Italian referendum: Get ready for another political shock
After Brexit and Trump’s election in the US, the Italian referendum is the next 2016 political event that could trigger an important financial market reaction.
Despite the broad agreement on the need for Italian constitutional reform, aiming at diminishing Senate powers and facilitating law-making, the referendum has turned more political, and the ‘No’ side is leading in polls.
This reflects the mounting antiestablishment sentiment in Europe, and translates into the rise in the Five Star Movement (M5S), reads a report made by Céline Renucci, strategist of Investment Managers’ Research & Investment team.
AXA IM’s central scenario is a ‘No’ vote that would not lead to a political crisis, as the asset manager’s expects either Renzi to stay, or the existing coalition to quickly form a new government. This would “drastically” reduce the reform impetus, the report highlights.
“Such an outcome would likely trigger another widening of spreads (+20bp versus Bund) but to a limited extent as most of the impact is possibly already priced in. It should also weigh on financials, in a context where spreads have already widened and the Italian banking system remains highly fragile,” the report reads.
A more critical scenario would be if the referendum rejection turns into a political stalemate after the current coalition breaks up, leading to a sharp spread widening (+150bp versus Bund), and a further deterioration in the Italian banks’ situation.

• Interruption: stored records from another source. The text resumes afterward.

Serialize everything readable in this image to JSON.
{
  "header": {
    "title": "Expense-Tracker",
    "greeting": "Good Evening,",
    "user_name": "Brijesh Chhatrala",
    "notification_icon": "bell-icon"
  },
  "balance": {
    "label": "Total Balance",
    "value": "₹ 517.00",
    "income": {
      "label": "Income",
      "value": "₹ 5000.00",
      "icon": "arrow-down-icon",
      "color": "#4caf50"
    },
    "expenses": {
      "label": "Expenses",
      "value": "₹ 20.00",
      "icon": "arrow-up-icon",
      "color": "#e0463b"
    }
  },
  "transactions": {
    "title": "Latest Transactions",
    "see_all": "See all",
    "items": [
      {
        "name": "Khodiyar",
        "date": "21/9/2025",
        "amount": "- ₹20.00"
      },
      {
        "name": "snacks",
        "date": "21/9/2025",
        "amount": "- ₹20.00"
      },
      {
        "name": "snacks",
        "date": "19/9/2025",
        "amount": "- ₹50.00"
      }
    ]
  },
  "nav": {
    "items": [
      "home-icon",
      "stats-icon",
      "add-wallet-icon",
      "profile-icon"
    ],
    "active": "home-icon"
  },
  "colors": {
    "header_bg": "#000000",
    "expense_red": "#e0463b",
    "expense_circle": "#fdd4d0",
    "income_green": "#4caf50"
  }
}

The outcome of the referendum may have implications for Italy’s banking sector and the need in terms of capital raising: a narrow “no” — AXA IM central scenario — would not affect so much the current situation, but a narrow “yes” may help to some extent. However, given the magnitude of the capital to raise, it cannot be “a game changer”.
A large “no”, on the other hand, may “seriously complicate matters”, with financials loosing values, raising difficulties for private sector capital funding. A tail risk, if
this was materialising, would have implications for the European banking sector more largely given the degree of cross-border bank exposures — French banks are the most exposed to the Italian banking sector.